On September 12, Secretary Pompeo certified to Congress that the Saudi-led coalition, which includes the United States and the United Arab Emirates are "undertaking demonstrable actions to reduce the risk of harm to civilians and civilian infrastructure." The statement came within hours of a coalition airstrike on a bus station that left 27 civilians dead.
— Ahmad Algohbary (@AhmadAlgohbary) September 12, 2018
The certification was in compliance with a provision in the National Defense Authorization Act (NDAA), the US' defense spending bill, which forced the State Department to curtail its support for the war on Yemen if it could not assure that the Saudi coalition was taking measures to limit civilian casualties.
Whitney Webb, staff writer for MintPress News, and Kathy Kelly, co-coordinator of Voices for Creative Non-Violence, joined Radio Sputnik's Loud & Clear to discuss.
Domestic outrage has reached new heights over the war since it was revealed that the August 9 bombing of a school bus, which left some 40 children dead, was done with a US-made bomb.
"I mean, people in Yemen right now, in some areas, are eating boiled, waxed leaves. We see again and again pictures of skeletal children starving to death and not even able to get to hospitals. The fuel prices have gone up; the food prices have gone up," she added. "The Saudis and the coalition have surrounded the port of Hodeidah and are continually making attacks."Kelly told Loud & Clear host John Kiriakou and Walter Smolarek, who filled in for Brian Becker, that the war on Yemen would not be possible without the help of the US. "I believe the United States has also given Saudi Arabia cover within the United Nations, and it's almost beyond belief that people could make such harsh and cruel decisions, and I think that world-wide, people will be looking to the United States and ask, ‘How could people be like this?'" Kelly said.
On September 20, a classified memo was leaked from the State Department to the Wall Street Journal detailing Pompeo's reasoning for continuing US involvement in the war: he believed not doing so could compromise a deal to sell 120,000 Raytheon-manufactured precision-guided missiles to Saudi Arabia and the UAE.

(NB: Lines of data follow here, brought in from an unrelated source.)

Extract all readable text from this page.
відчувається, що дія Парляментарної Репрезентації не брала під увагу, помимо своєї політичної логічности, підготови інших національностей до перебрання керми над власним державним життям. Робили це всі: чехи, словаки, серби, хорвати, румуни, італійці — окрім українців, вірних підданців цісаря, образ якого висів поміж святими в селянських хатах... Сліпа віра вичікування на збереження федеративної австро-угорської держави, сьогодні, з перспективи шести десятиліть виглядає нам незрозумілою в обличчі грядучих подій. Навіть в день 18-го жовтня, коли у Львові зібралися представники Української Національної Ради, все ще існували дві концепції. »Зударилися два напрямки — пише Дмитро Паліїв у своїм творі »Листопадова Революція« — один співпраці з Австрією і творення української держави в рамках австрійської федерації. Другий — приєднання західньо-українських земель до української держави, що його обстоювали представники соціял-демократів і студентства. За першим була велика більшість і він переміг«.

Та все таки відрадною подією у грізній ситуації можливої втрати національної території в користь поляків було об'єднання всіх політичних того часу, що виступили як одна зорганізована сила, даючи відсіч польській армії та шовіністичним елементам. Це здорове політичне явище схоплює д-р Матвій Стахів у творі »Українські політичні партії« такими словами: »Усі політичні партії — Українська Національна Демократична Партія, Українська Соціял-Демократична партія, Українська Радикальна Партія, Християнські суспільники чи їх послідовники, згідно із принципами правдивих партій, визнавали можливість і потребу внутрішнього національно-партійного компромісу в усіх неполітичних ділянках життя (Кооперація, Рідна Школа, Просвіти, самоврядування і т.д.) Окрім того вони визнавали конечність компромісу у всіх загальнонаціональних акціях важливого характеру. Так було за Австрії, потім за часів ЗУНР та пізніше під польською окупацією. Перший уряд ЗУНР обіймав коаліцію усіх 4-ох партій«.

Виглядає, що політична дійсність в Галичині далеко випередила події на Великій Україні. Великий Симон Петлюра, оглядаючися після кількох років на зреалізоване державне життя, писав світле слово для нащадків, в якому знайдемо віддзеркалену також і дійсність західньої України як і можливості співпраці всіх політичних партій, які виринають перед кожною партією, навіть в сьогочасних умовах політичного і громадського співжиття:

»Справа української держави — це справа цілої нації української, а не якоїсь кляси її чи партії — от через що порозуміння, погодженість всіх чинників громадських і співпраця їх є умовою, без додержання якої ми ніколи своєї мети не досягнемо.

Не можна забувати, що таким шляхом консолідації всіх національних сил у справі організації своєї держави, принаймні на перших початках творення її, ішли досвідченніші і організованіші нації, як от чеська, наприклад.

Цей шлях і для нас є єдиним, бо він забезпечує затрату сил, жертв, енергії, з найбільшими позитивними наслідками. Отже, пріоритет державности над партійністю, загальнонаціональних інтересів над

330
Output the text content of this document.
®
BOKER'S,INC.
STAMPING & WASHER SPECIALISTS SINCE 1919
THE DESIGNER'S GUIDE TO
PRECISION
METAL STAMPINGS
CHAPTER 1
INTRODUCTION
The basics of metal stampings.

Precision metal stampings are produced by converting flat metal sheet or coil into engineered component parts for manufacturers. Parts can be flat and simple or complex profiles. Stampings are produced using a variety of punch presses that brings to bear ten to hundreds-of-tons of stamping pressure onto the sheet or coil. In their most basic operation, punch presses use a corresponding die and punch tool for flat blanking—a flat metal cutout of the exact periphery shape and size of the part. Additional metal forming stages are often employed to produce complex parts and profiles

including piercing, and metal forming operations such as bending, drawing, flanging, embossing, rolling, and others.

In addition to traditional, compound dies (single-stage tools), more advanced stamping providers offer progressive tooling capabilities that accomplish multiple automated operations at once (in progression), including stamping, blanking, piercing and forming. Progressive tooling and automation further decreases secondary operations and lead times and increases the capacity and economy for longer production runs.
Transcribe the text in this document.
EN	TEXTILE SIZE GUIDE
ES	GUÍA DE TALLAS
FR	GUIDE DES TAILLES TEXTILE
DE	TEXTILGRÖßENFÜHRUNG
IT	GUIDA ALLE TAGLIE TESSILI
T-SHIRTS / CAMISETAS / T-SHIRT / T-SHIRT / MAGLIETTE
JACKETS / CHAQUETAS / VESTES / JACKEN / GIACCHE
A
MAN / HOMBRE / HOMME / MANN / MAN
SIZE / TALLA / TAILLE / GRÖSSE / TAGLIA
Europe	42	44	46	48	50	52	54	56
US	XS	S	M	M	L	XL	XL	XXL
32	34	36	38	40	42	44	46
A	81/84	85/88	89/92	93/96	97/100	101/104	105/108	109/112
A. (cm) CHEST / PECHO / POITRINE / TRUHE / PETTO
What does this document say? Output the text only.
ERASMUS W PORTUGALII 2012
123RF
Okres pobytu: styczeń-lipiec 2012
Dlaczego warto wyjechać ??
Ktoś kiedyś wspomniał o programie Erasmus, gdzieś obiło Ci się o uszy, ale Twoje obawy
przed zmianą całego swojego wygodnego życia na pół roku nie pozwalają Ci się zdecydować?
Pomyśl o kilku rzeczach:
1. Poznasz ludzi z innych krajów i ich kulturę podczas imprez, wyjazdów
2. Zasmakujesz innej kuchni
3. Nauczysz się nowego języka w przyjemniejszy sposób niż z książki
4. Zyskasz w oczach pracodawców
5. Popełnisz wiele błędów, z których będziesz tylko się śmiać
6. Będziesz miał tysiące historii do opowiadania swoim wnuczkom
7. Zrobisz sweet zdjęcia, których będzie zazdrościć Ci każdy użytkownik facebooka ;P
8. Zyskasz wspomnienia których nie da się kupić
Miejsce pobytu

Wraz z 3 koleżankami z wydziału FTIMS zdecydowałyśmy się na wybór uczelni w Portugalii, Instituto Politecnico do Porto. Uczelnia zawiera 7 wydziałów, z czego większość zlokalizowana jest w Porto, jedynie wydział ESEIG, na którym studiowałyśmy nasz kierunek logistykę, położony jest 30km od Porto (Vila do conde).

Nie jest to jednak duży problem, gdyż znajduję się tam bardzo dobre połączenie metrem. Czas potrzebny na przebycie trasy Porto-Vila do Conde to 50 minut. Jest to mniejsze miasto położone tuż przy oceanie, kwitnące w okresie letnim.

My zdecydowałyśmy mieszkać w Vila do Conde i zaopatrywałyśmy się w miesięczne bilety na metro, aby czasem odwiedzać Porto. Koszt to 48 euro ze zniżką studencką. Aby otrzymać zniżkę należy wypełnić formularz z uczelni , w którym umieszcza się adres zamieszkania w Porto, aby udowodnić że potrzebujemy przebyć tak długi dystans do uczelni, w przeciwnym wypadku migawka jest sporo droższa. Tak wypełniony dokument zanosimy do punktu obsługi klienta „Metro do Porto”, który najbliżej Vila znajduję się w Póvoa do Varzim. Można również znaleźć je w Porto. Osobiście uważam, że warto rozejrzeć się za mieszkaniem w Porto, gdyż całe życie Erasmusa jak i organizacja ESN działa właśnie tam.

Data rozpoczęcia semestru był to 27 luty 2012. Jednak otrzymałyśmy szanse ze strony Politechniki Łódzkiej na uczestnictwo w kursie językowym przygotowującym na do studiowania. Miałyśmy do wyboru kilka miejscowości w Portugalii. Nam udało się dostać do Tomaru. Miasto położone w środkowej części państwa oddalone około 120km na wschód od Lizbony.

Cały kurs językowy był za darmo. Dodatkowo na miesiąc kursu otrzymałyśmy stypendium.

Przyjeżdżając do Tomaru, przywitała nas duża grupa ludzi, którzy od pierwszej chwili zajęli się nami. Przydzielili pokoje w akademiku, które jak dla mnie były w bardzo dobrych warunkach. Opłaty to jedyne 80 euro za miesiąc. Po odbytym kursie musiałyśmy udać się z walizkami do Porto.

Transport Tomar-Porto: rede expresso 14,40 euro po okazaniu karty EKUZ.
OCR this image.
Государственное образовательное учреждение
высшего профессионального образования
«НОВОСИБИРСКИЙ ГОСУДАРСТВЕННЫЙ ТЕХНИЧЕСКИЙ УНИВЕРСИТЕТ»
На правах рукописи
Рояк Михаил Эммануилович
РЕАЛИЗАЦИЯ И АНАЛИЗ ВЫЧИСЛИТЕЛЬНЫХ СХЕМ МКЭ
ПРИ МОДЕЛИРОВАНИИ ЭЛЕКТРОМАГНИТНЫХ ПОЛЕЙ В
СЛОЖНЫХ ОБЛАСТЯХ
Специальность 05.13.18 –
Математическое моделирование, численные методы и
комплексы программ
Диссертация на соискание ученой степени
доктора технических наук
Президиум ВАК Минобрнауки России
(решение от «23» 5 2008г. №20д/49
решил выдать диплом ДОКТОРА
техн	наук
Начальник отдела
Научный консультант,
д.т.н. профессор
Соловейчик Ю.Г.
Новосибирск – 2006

"I think one of the reasons someone leaked this memo is because what the memo showed was that Mike Pompeo ignored the opinions of the vast majority of all of the State Department's military and regional specialists, except for the opinion of the single group which argued that failing to certify the coalition's actions in Yemen could impact current as well as future arms sales," Webb said, noting that the Raytheon deal over the precision missiles is worth some $2 billion.
— Dan Cohen (@dancohen3000) September 20, 2018
Raytheon's stocks dropped by more than 3 percent after the leaked memo was reported on, journalist Dan Cohen discovered.
"Interestingly, some reports have indicated that the leader of that group in the State Department that Pompeo actually listened to is headed by a former Raytheon lobbyist," Webb said.
Some 16,000 people have been killed in the Yemen war, and the United Nations believes millions to be at risk of starvation in 2018. With continued US support, experts believe that the crisis will only worsen.